To see how to create the Optional outputs refer to Output files.

add_model(self, model: keras.Model)

Adds a keras.Model to the list to then comparate between them

run(self, x, y, data_summary='', real_cast_modes=None, validation_split=0.2, validation_data=None, test_data=None, iterations=100, epochs=10, batch_size=100, shuffle=False, display_freq=1)

This function is used to compare all models added with self.add_model method. Runs the iteration dataset (x, y).

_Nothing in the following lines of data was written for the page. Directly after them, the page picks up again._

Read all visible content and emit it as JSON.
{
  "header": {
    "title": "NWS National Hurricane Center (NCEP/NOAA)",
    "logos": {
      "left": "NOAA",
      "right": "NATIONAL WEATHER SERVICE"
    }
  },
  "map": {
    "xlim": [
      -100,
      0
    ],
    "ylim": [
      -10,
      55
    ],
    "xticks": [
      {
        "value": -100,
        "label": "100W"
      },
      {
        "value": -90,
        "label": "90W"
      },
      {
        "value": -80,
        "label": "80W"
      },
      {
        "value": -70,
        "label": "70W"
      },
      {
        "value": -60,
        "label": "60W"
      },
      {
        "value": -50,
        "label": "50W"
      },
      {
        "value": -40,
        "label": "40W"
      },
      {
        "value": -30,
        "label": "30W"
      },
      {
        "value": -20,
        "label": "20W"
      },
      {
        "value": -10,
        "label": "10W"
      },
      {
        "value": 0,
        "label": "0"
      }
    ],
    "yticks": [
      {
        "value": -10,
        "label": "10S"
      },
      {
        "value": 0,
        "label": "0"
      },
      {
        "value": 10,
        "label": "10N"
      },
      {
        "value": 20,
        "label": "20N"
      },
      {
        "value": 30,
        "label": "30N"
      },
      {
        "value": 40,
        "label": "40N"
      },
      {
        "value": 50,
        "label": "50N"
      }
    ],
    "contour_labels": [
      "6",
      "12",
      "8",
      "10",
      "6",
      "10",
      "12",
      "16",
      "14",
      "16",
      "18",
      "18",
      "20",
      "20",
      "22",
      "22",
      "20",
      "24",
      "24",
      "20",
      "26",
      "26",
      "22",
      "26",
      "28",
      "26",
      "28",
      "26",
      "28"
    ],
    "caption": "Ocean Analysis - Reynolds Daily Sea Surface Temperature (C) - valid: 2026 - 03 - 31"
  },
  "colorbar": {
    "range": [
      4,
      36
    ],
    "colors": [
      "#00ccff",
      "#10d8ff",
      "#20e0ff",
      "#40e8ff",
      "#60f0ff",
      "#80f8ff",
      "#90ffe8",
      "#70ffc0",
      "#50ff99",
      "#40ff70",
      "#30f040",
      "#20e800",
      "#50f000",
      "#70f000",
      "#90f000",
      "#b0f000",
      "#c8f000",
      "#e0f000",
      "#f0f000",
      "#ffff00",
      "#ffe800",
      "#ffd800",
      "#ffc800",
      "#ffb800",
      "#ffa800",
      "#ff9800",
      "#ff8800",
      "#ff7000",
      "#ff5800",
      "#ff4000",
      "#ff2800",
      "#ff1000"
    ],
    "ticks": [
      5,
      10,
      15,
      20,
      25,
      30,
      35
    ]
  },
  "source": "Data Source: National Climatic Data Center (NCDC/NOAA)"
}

  1. It then runs a monte carlo simulation of several iterations of each added model.
  2. An excel file will be created on ./logs/ folder on the first time it runs. All following runs will add a row to the file with the run information to keep track of the results and its configuration.
  3. Saves several files into ./logs/montecarlo/<year>/<month>/<day>/run_<time>/
    1. run_data.csv: Full information of performance of iteration of each model at each epoch
    2. <model.name>_statistical_result.csv: Statistical results of all iterations of each model per epoch (mean, median, std, etc)
    3. models_details.json: A full detailed description of each model to be trained
    4. (Optional) run_summary.txt: User friendly summary of the run models and data
    5. (Optional) plot/ folder with the corresponding plots generated by MonteCarloAnalyzer.do_all()
Parameters:
  • x

    Input data in complex form. It can be:

    • A Numpy array (or array-like), or a list of arrays (in case the model has multiple inputs).
    • A TensorFlow tensor, or a list of tensors (in case the model has multiple inputs).
    • A tf.data dataset. Should return a tuple (inputs, targets). Preferred data type (less overhead).
  • y – Labels/Target data. Like the input data x, it could be either Numpy array(s) or TensorFlow tensor(s). If x is a dataset then y will be ignored.
  • data_summary – (String) Dataset name to keep track of it
  • real_cast_modes

    mode parameter used by transform-to-real-label to be used when the model to train is real-valued. One of the following:

    • String with the mode listed in cvnn.utils.transform_to_real to be used by all the real-valued models to cast complex data to real.
    • List or Tuple of strings: Same size of self.models. Mode to cast complex data to real for each model in self.model. real_cast_modes[i] will indicate how to cast data for self.models[i] (ignored when model is complex)
  • validation_split – Float between 0 and 1. Percentage of the input data to be used as test set (the rest will be use as train set) Default: 0.0 (No validation set). This input is ignored if validation_data is given.
  • validation_data – A tuple (x_val, y_val) of Numpy arrays or tensors. Preferred data type (less overhead). Data on which to evaluate the loss and any model metrics at the end of each epoch. The model will not be trained on this data. This parameter takes precedence over validation_split.
  • test_data – (Optional) tuple (x_test, y_test) of Numpy arrays or tensors. Data on which to evaluate the loss and any model metrics at the end of a model training. The model will not be trained on this data. If test data is not None (default) it will generate a file called test_results.csv with the statistical results from the test data.
  • iterations – Number of iterations to be done for each model
  • epochs – Number of epochs for each iteration
  • batch_size – Batch size at each iteration
  • display_freq – Integer (Default 1) Frequency on terms of epochs before saving information and running a checkpoint.
  • shuffle – (Boolean) Whether to shuffle the training data before each epoch.
  • early_stop – (Boolean) Default: False. Wheather to implement early stop on training.
  • same_weights – (Boolean) Default: False. If True it will use the same weights at each iteration.
  • verbose

    Different modes according to

    • 0 or ‘silent’: No output at all
    • 1 or False: Progress bar per iteration
    • 2 or True or ‘debug’: Progress bar per epoch
  • early_stop – (Default: False) Wheather to implement early stop on training. :param same_weights: (Default False) If True it will use the same weights at each iteration.
Returns:

(string) Full path to the run_data.csv generated file. It can be used by cvnn.data_analysis.SeveralMonteCarloComparison to compare several runs.